CHENNAI: The central committee appointed to review the Transplantation of Human Organs Act has made out a strong case for cadaver-based transplantation, setting up organ data banks and providing social incentives to donors.

The committee, led by the Union Health Secretary, was set up to review the provisions of the Act and its rules for implementation as per a Delhi High Court judgement of September 2004. It submitted its recommendations in May 2005. In its final document, up for review on the Internet (http://mohfw.nic.in/thoa.htm), the Transplantation of Human Organs Authorisation Committee has been vested with the task of ensuring that there is no commercial transaction between the donor and the recipient, in case the two are not `near relatives'; and there is no middleman involved. It has also recommended that the financial statements of both the donor and the recipient for three years be provided. "Any gross disparity between the status of the two must be evaluated in the backdrop of the objective of preventing commercial dealing." This assumes significance in the light of the unearthing of a kidney racket in Chennai recently.

Regional centres

Taking note of the fact that an organ retrieval and banking organisation had been set up at the All-India Institute of Medical Sciences to facilitate the transplant programme in the country, the committee has recommended that five regional centres be created to cover the country's northern, eastern, western, southern and central regions. These units might in turn have one unit in each State. Patients can register paying a reasonable fee.

A national organ tranplant programme should be launched to promote cadaver donations. It should develop a focussed IEC campaign to create awareness of organ and cadaver donations.

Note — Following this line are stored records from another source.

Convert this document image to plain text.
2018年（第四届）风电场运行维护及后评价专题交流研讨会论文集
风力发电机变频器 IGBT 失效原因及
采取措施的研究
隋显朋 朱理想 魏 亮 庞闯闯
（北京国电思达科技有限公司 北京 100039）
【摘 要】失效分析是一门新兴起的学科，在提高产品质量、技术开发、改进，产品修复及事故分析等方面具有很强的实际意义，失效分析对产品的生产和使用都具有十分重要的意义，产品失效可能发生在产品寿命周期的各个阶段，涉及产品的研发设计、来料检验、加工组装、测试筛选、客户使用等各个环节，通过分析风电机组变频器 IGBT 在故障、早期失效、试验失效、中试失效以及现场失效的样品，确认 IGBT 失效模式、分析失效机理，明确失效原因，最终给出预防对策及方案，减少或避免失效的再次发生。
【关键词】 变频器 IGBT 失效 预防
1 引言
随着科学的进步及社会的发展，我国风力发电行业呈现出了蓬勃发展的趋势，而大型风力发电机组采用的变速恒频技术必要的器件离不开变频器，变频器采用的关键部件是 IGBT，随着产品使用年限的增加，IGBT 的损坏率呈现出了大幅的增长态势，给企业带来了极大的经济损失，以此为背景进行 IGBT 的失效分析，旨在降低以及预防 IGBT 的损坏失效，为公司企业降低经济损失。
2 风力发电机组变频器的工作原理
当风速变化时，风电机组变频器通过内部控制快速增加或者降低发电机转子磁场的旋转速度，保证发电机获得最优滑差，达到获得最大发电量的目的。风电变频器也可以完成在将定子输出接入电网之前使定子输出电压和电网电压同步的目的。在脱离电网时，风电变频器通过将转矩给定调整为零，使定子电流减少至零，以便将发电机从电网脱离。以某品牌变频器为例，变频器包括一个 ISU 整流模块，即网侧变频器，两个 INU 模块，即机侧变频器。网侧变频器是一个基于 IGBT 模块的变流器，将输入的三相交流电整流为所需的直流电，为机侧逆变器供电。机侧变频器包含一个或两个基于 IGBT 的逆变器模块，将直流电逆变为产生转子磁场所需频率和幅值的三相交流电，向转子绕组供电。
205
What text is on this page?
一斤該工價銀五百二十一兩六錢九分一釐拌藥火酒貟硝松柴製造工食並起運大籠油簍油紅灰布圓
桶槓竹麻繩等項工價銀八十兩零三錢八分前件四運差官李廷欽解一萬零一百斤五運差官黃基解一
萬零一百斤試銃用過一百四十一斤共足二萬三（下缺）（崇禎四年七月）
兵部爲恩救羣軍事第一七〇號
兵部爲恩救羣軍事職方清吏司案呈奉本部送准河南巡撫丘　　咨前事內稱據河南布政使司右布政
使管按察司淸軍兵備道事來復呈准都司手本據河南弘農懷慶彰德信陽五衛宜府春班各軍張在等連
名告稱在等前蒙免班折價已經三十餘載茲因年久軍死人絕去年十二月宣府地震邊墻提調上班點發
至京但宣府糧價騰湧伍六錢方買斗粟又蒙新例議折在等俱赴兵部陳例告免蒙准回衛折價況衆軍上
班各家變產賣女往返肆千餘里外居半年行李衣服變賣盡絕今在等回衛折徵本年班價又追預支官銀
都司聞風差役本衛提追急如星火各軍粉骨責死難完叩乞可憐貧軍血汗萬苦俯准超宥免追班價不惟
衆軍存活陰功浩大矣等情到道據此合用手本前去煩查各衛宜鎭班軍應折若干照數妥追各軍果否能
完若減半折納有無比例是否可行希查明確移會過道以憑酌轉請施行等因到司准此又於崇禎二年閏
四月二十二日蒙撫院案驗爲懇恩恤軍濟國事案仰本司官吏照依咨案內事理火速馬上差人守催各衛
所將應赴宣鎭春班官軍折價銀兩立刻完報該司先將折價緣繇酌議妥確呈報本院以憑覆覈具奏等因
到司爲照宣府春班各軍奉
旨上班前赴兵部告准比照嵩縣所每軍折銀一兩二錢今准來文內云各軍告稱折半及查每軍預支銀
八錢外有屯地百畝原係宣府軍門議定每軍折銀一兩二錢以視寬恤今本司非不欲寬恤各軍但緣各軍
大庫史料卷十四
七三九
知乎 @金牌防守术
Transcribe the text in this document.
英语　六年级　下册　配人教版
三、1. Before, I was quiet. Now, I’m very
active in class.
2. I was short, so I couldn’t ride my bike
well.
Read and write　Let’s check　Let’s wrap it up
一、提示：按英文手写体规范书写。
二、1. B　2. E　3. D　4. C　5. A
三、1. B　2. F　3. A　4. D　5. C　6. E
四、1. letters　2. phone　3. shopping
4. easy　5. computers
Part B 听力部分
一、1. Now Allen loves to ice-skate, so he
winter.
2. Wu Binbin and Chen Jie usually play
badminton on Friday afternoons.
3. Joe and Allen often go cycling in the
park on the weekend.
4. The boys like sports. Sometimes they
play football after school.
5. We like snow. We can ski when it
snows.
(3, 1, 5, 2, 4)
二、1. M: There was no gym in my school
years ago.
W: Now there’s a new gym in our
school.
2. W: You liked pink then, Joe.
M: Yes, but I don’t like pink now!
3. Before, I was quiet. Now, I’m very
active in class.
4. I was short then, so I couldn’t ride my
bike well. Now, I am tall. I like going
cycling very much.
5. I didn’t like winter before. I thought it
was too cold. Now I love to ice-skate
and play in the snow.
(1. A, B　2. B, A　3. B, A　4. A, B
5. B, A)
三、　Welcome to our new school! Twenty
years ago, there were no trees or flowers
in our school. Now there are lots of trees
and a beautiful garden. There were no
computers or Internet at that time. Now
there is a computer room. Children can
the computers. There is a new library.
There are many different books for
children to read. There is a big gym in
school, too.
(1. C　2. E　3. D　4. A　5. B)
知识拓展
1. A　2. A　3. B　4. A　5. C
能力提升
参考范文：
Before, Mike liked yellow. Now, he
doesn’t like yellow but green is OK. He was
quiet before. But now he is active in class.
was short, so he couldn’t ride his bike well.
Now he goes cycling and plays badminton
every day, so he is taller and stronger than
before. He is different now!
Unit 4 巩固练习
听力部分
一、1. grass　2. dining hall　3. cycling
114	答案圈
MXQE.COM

The committee calls on hospitals to make it mandatory for ICU medical staff to broach the topic of organ donation with the kin of brain dead patients and maintain a record. The draft recommends that schemes be put in place to take care of donors and the kin of brain dead, suggesting incentives they can be given. While an appreciation certificate will be appropriate, preferential status in organ transplant should be given to the next of kin of a brain dead donor should they require it in future. Life-long cost incentives, such as discounts and partially free treatment for specific ailments, have also been recommended. A comprehensive health care scheme has been suggested for live donors, in addition to life-long free renal and liver check up and follow-up care in the hospital where the organ donation took place. A customised life insurance policy, with the organ recipient paying a one-time premium, is also on the list of recommendations.